Nah, Google saat ini disebut tengah
menjajal membuat Chromebook dengan dua layar.
Dilansir
9to5Google, ada barisan kode di software Chromium -- yang menjadi inti
dari Chrome OS -- yang menyebut perangkat dengan dua layar sentuh dan
sebuah touchpad.
Laptop yang dimaksud itu punya kode Palkia, yang diduga
adalah sebuah Chromebook.
Dalam komentar di barisan kode tersebut
disebutkan dua perangkat input yang berupa layar sentuh.
Artinya Google
tengah mengembangkan software untuk Chrome OS yang mendukung penggunaan
layar kedua.
Namun perlu diingat, keberadaan barisan kode ini tak serta merta membuat Google pasti akan meluncurkan Chromebook dengan
dua layar dalam waktu dekat.
Pasalnya kode-kode ini ditandai dengan
label proof of concept (POC), yang artinya bukan diperuntukkan untuk
penggunaan oleh original equipment manufacturer (OEM).
Jadi untuk
sementara waktu, perangkat dengan dua layar ini sebatas sebuah
eksperimen.
Jika ternyata percobaan itu tak berhasil, kemungkinan besar
Google tak akan mengimplementasikan ide ini ke perangkat kelas konsumer.
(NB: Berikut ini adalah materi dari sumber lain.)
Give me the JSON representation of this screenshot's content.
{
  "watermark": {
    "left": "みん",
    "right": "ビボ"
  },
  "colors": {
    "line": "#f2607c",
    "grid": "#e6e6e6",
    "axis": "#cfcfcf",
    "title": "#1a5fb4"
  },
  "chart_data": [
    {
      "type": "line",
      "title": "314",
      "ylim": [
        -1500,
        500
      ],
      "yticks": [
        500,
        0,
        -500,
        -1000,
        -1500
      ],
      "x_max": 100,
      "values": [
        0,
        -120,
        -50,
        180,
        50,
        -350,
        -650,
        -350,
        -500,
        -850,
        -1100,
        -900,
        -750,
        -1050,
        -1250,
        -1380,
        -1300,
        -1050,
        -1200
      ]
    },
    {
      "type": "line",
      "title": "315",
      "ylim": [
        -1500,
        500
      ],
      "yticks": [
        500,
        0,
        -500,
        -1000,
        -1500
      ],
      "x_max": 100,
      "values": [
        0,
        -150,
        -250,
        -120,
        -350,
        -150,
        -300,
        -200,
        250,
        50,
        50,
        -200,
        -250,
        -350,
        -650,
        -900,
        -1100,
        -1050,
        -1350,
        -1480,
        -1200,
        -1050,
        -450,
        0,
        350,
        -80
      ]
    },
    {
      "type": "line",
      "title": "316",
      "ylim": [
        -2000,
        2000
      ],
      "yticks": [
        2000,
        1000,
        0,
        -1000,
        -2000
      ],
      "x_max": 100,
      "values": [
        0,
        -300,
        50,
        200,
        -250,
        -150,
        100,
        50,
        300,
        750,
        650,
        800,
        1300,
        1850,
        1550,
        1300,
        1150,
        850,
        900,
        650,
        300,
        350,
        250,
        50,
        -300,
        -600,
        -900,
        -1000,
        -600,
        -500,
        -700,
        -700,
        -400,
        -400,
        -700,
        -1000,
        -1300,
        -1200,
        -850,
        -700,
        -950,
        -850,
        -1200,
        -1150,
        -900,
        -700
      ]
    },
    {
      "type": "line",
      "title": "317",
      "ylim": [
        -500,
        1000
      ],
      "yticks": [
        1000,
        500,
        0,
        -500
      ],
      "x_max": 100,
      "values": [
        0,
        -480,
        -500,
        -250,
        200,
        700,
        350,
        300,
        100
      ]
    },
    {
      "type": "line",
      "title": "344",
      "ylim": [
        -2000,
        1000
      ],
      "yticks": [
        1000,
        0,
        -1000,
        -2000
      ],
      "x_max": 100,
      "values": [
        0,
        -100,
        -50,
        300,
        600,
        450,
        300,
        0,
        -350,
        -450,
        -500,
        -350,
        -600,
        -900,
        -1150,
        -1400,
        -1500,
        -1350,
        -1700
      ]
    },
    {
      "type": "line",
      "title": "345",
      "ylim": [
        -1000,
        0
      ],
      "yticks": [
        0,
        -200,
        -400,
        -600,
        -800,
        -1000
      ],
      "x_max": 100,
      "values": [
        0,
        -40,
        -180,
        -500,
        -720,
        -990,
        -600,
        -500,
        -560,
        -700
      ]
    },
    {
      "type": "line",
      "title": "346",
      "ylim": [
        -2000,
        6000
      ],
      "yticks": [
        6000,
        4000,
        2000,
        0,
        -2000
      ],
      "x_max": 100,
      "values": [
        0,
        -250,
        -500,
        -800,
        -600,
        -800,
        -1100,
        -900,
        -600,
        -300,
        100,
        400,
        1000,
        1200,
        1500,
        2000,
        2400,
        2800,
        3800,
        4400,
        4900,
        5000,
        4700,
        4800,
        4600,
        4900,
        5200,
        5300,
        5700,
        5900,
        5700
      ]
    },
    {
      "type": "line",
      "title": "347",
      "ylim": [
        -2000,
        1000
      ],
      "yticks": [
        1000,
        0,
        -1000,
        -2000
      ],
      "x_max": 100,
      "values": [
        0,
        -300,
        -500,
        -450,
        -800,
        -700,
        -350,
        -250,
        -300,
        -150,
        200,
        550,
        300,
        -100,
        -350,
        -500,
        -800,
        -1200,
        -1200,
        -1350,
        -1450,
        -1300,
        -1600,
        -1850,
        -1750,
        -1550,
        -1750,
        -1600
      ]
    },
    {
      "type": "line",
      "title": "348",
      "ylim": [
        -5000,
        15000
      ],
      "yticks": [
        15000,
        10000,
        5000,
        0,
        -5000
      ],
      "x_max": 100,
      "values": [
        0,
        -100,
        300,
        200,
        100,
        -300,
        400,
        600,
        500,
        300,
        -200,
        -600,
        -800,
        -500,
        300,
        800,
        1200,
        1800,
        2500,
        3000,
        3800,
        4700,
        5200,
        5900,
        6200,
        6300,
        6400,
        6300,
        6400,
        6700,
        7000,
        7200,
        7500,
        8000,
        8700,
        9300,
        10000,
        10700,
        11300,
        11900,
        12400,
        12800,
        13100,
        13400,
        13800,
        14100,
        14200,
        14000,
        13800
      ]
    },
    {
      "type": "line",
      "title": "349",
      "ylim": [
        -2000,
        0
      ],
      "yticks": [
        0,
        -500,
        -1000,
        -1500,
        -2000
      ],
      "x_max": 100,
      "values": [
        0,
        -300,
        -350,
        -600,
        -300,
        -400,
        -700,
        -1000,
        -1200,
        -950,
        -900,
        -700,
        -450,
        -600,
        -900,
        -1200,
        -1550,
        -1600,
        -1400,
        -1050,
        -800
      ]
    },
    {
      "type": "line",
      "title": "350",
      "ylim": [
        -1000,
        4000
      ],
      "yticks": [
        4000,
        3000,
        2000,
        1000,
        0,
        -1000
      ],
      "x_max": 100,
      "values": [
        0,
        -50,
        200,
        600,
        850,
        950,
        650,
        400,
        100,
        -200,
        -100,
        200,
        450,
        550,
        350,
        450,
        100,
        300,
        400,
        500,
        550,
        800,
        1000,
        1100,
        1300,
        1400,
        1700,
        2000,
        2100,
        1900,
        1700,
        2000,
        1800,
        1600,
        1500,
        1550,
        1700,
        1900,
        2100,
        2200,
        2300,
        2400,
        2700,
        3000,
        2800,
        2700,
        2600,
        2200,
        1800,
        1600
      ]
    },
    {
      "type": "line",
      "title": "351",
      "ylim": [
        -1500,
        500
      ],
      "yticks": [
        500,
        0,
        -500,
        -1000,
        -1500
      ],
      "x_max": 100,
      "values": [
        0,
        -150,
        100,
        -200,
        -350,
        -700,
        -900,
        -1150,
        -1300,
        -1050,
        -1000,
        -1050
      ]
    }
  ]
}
Konsep laptop dengan dua layar ini sebenarnya sudah beberapa kali
muncul di perangkat konsumen.
Asus adalah salah satu produsen yang sudah
beberapa kali menerapkan konsep ini pada sejumlah produk buatannya.
Jika penerapannya benar, penggunaan layar di Chromebook
seharusnya bisa meningkatkan produktivitas penggunanya.
Karena pengguna
bisa membuka dua aplikasi pada layar yang berbeda dan memudahkan mereka
untuk mengakses aplikasi tersebut tanpa perlu me-minimize aplikasi.